The first morning, a tom gobbled his soul inside out attempting to get the hen contained in a double glass call to come to him. Although he was seen, no shot was offered at wattles that burned red as flame azaleas and a head as white as a dogwood blossoms.
Second day found the partners at the edge of a field, watching two bronze barons display fans as round and full as a flamenco dancer’s sombrero. Gobble they did, but they would not come to the imitation hen concealed in a cedar box yelper.

And so, the season progressed. Turkeys were bumped by the hunters, when they walked one step too close to their roosting trees. Two toms with fans the size of Mack truck tires displayed out of range, distracting George from another with a 12-inch beard that sneaked silently in, pacing 30 feet off his right elbow. Under the telescopic scrutiny of the gobbler’s eyes, the caller dared not signal George to shoot. The caller took a bird, practically in self-defense, which just wouldn’t circle around into George’s firing zone. George’s son, West, hammered a nice one on the way to roost on the second to the last day of the season.

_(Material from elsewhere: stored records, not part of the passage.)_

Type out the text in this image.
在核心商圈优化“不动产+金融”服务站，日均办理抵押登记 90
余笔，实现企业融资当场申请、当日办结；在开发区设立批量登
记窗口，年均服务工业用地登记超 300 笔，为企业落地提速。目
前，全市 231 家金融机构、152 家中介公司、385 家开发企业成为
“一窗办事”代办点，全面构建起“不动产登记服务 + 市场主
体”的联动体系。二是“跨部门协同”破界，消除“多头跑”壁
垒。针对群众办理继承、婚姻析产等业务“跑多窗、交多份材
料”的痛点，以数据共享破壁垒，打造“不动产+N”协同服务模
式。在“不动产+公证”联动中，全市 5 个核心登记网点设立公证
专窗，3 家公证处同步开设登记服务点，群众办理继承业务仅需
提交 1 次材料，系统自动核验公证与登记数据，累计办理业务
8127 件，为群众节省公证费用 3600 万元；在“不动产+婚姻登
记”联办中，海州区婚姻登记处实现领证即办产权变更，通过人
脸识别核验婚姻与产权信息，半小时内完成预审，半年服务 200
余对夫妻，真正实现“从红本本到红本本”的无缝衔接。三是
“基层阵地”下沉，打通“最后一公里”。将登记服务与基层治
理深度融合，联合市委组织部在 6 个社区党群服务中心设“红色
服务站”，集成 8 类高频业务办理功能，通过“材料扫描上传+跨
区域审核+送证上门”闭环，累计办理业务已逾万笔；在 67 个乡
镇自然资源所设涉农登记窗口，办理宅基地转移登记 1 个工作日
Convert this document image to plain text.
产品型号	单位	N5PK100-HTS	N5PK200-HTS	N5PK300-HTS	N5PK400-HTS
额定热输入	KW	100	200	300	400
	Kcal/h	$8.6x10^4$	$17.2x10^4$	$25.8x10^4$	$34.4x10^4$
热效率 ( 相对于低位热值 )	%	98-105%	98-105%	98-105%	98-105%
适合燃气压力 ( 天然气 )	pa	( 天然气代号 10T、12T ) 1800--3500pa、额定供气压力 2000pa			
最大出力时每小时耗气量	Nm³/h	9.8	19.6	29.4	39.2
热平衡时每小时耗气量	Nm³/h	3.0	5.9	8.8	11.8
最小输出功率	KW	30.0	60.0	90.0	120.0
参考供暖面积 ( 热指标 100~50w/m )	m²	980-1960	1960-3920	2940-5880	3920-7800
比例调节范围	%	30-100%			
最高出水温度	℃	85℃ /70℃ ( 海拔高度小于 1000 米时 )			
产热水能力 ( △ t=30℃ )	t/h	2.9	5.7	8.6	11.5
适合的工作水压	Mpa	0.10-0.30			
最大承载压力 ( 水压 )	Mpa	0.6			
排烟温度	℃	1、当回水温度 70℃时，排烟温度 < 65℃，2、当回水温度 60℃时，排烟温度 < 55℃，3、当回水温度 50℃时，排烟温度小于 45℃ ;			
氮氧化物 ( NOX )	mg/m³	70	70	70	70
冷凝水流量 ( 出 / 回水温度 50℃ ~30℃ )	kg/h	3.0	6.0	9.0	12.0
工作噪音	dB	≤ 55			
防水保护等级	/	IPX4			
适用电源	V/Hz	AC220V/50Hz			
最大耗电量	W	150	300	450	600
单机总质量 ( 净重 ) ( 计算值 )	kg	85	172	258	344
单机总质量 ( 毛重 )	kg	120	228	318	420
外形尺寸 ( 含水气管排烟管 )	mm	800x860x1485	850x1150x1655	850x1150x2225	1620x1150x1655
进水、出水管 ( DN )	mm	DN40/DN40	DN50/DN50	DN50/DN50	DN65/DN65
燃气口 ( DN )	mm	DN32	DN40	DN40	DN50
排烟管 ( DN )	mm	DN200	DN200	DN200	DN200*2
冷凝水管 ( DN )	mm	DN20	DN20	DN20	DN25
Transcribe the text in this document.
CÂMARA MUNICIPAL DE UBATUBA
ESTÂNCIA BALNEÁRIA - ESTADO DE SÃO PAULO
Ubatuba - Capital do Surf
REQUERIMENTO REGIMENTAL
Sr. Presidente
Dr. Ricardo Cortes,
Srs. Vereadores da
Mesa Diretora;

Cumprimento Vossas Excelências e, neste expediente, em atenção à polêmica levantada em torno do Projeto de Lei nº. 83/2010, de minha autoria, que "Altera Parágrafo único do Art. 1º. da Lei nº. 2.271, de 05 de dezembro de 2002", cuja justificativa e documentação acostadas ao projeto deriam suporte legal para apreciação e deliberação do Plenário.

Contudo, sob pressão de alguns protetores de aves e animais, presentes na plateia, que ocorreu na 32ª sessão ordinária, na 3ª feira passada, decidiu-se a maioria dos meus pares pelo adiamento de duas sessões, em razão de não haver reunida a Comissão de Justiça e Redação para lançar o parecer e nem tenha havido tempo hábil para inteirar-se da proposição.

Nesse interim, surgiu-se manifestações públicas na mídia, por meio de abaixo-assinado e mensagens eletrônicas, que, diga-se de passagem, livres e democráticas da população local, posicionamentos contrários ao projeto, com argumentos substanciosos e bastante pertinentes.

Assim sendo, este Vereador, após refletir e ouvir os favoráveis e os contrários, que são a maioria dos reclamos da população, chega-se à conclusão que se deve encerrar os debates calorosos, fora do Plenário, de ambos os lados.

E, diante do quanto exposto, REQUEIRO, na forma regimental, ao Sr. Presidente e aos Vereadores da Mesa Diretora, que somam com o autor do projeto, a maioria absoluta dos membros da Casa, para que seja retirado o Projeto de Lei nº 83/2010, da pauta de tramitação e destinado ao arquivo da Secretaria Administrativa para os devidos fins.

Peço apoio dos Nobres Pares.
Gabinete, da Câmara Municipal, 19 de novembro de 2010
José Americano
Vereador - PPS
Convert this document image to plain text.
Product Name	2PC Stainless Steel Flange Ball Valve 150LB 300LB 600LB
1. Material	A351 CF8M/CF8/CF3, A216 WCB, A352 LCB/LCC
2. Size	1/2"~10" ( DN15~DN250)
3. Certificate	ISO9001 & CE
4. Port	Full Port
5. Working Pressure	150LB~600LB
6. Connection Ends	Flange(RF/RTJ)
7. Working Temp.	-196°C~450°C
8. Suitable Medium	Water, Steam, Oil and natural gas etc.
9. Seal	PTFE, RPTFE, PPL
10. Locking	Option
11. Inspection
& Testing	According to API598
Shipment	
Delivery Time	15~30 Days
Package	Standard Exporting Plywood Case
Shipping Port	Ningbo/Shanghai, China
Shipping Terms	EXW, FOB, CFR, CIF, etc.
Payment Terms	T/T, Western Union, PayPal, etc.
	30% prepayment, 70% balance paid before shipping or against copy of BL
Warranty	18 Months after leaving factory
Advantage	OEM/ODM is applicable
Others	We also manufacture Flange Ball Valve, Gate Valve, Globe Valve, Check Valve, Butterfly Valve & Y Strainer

After hunting 20 days of a 30-day season, with bloodshot eyes from lack of sleep and chores that nagged “undone,” George remained turkeyless at season’s end.

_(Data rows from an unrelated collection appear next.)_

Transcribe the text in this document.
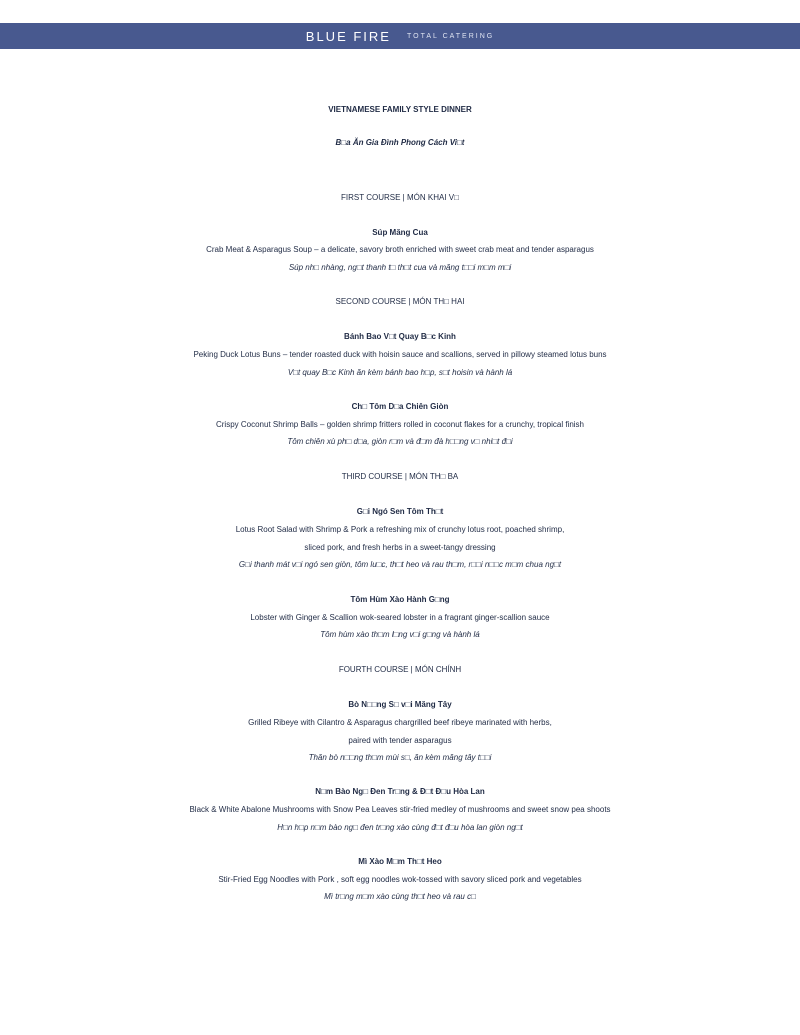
BLUE FIRE TOTAL CATERING
VIETNAMESE FAMILY STYLE DINNER
B□a Ăn Gia Đình Phong Cách Vi□t
FIRST COURSE | MÓN KHAI V□
Súp Măng Cua
Crab Meat & Asparagus Soup – a delicate, savory broth enriched with sweet crab meat and tender asparagus
Súp nh□ nhàng, ng□t thanh t□ th□t cua và măng t□□i m□m m□i
SECOND COURSE | MÓN TH□ HAI
Bánh Bao V□t Quay B□c Kinh
Peking Duck Lotus Buns – tender roasted duck with hoisin sauce and scallions, served in pillowy steamed lotus buns
V□t quay B□c Kinh ăn kèm bánh bao h□p, s□t hoisin và hành lá
Ch□ Tôm D□a Chiên Giòn
Crispy Coconut Shrimp Balls – golden shrimp fritters rolled in coconut flakes for a crunchy, tropical finish
Tôm chiên xù ph□ d□a, giòn r□m và đ□m đà h□□ng v□ nhi□t đ□i
THIRD COURSE | MÓN TH□ BA
G□i Ngó Sen Tôm Th□t
Lotus Root Salad with Shrimp & Pork a refreshing mix of crunchy lotus root, poached shrimp,
sliced pork, and fresh herbs in a sweet-tangy dressing
G□i thanh mát v□i ngó sen giòn, tôm lu□c, th□t heo và rau th□m, r□□i n□□c m□m chua ng□t
Tôm Hùm Xào Hành G□ng
Lobster with Ginger & Scallion wok-seared lobster in a fragrant ginger-scallion sauce
Tôm hùm xào th□m l□ng v□i g□ng và hành lá
FOURTH COURSE | MÓN CHÍNH
Bò N□□ng S□ v□i Măng Tây
Grilled Ribeye with Cilantro & Asparagus chargrilled beef ribeye marinated with herbs,
paired with tender asparagus
Thăn bò n□□ng th□m mùi s□, ăn kèm măng tây t□□i
N□m Bào Ng□ Đen Tr□ng & Đ□t Đ□u Hòa Lan
Black & White Abalone Mushrooms with Snow Pea Leaves stir-fried medley of mushrooms and sweet snow pea shoots
H□n h□p n□m bào ng□ đen tr□ng xào cùng đ□t đ□u hòa lan giòn ng□t
Mì Xào M□m Th□t Heo
Stir-Fried Egg Noodles with Pork , soft egg noodles wok-tossed with savory sliced pork and vegetables
Mì tr□ng m□m xào cùng th□t heo và rau c□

But the lure of an April dawn’s sun burning the mists from a Spanish-moss draped cypress swamp, the smell of violets blue as a gobbler’s cheeks, and the triple-throbbing gobble of a roosted tom in place of an alarm clock are lures that bond hunters to game. April 13 this year was opening day, or Georges day as it’s now celebrated in the Paylor household. A hen tried to lead not one, but six gobblers away from the sultry competition of the double glass call. But jealousy eventually made the hen spoil for a fight over her lovers. In so doing, she brought a beau with a 9 ½-inch beard into gun range.

All of those days of pent-up desire rocketed the caller past George to the fallen tom. The caller was glad for the day, happy for having to wait through all of those star-filled pre-dawns, thankful that the bird was earned through patience, that most enduring tool in a dyed-in-the-wool turkey hunter’s bag of tricks.

Presenting the trophy to George, I extended a hand in congratulations. Incredibly, it was George who thanked me for helping him earn his first set of spurs. I was thinking it should have been the other way around.